Memorial Day – for all of its rain this year – has passed; school has finished for the summer; church activities, small groups, and meetings have been placed on a hiatus; and life is settling into the pattern of “the lazy, hazy days of summer.” Routine is settling around us. Perhaps, after the rush and busyness of changing seasons, hurried activities, and whirlwind schedules, we may find an empty hollowness, a hole, a feeling that something is missing. We may also feel the weight of being the planner, the executor, the giver in so many ways lifted from our shoulders, but – in its wake – comes dryness of heart, a need for peace and rest.

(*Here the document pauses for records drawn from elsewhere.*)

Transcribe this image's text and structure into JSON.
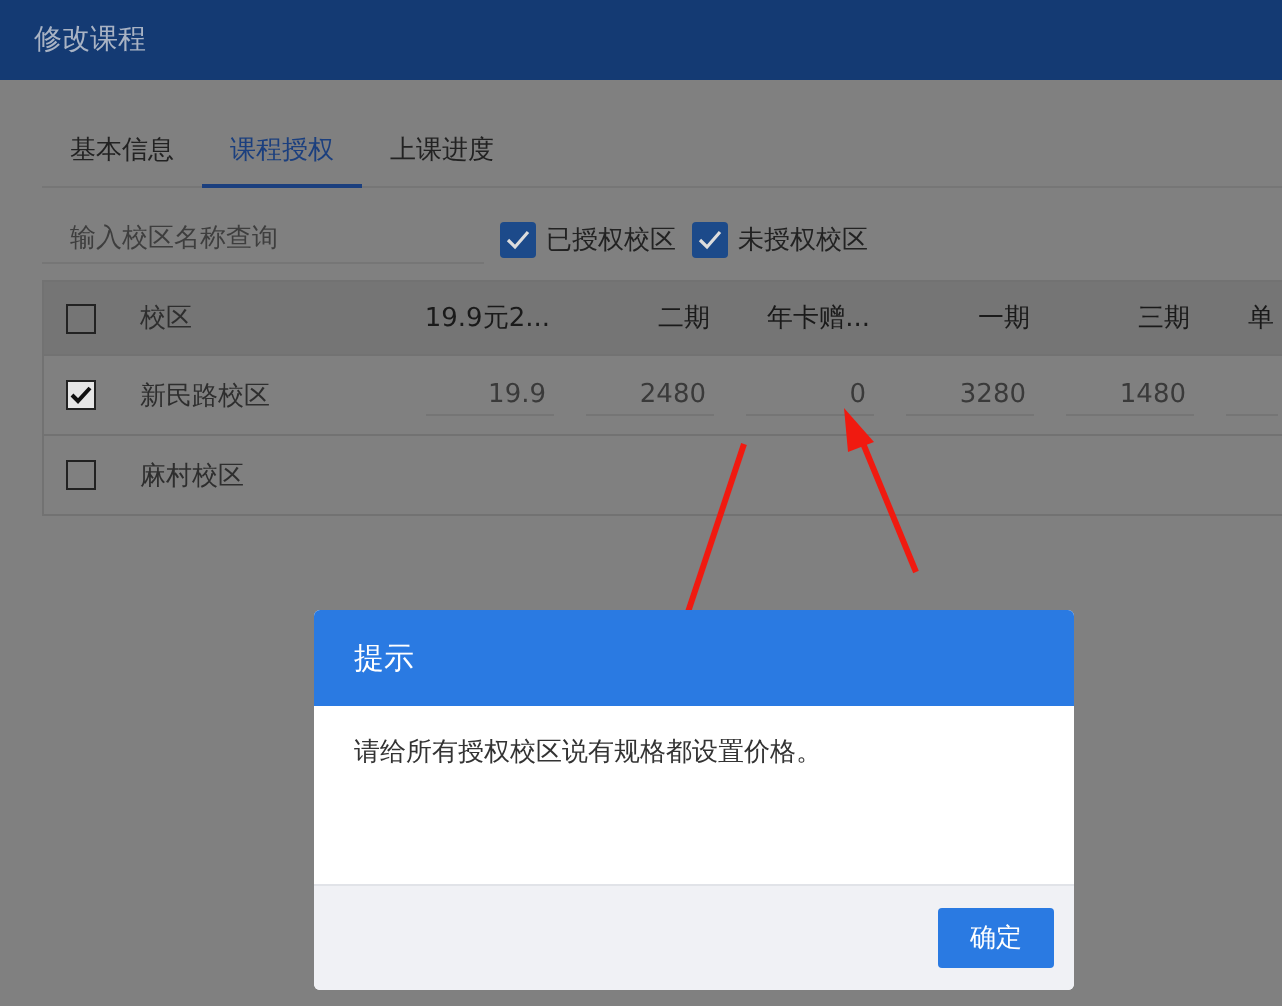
{
  "window": {
    "title": "修改课程"
  },
  "tabs": [
    {
      "label": "基本信息",
      "selected": false
    },
    {
      "label": "课程授权",
      "selected": true
    },
    {
      "label": "上课进度",
      "selected": false
    }
  ],
  "search": {
    "placeholder": "输入校区名称查询"
  },
  "filters": [
    {
      "label": "已授权校区",
      "checked": true
    },
    {
      "label": "未授权校区",
      "checked": true
    }
  ],
  "table": {
    "select_all": false,
    "columns": [
      "校区",
      "19.9元2...",
      "二期",
      "年卡赠...",
      "一期",
      "三期",
      "单"
    ],
    "rows": [
      {
        "name": "新民路校区",
        "selected": true,
        "prices": [
          "19.9",
          "2480",
          "0",
          "3280",
          "1480"
        ]
      },
      {
        "name": "麻村校区",
        "selected": false,
        "prices": []
      }
    ]
  },
  "dialog": {
    "title": "提示",
    "message": "请给所有授权校区说有规格都设置价格。",
    "button": "确定"
  }
}
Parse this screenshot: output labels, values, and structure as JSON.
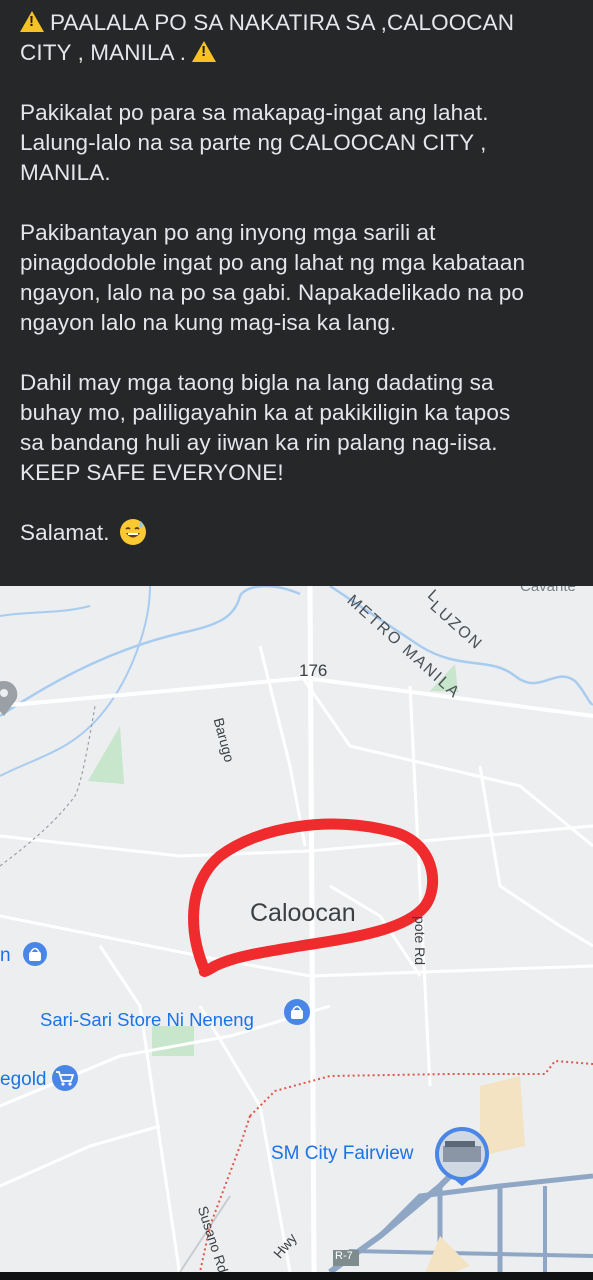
{
  "post": {
    "paragraphs": [
      [
        "PAALALA PO SA NAKATIRA SA ,CALOOCAN",
        "CITY , MANILA  ."
      ],
      [
        "Pakikalat po para sa makapag-ingat ang lahat.",
        "Lalung-lalo na sa parte ng CALOOCAN CITY ,",
        "MANILA."
      ],
      [
        "Pakibantayan po ang inyong mga sarili at",
        "pinagdodoble ingat po ang lahat ng mga kabataan",
        "ngayon, lalo na po sa gabi. Napakadelikado na po",
        "ngayon lalo na kung mag-isa ka lang."
      ],
      [
        "Dahil may mga taong bigla na lang dadating sa",
        "buhay mo, paliligayahin ka at pakikiligin ka tapos",
        "sa bandang huli ay iiwan ka rin palang nag-iisa.",
        "KEEP SAFE EVERYONE!"
      ],
      [
        "Salamat."
      ]
    ],
    "icons": [
      "warning-icon",
      "warning-icon",
      "sweat-smile-emoji"
    ]
  },
  "map": {
    "labels": {
      "region": "METRO MANILA",
      "region_partial": "LUZON",
      "region_edge": "L",
      "top_edge": "Cavante",
      "route_number": "176",
      "barugo": "Barugo",
      "city": "Caloocan",
      "road_right": "pote Rd",
      "store_left_partial": "n",
      "store": "Sari-Sari Store Ni Neneng",
      "puregold_partial": "egold",
      "mall": "SM City Fairview",
      "susano": "Susano Rd",
      "hwy": "Hwy",
      "r7": "R-7"
    },
    "colors": {
      "land": "#eceef0",
      "road": "#ffffff",
      "river": "#a8ccf0",
      "park": "#c7e6cc",
      "boundary": "#e0564b",
      "highway": "#8fa7c5",
      "circle": "#ef2b2d",
      "poi_blue": "#4a86e6"
    }
  }
}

Sometimes, when all the activity ceases, even for a short time, the weight of burdens can come, the stretch of finances overwhelms, the loneliness of empty days pervades, discontent with life’s situation drains energy. Our hearts, then, turn to Jesus – our Savior, our Friend – in, perhaps, a different way. We seek His peace in the stillness. Sarah is recorded in Hebrews as a woman of great faith. She too, however, had to learn peace in the inactivity—in the long days of waiting and wanting. She was unhappy with her state: childless. She manipulated the situation and sought her own solution by giving her maid Hagar to Abram. We know the story well. However, as we look deeply into the situation, we see two disenfranchised women. Hagar conceived. Sarah did not and found she was despised by the very woman who was her slave. Sarah took out her frustration on Hagar in such a way that Hagar ran. We soon realize that taking matters into her own hands did not bring Sarah peace but a dryness of heart.
So, before the activities of summer take over our lives, allow God to step into our period of drought. Activity will not bring satisfaction. Simple trust, sometimes hard-fought, supplies the peace we need in an over-stimulated world. To God be all glory.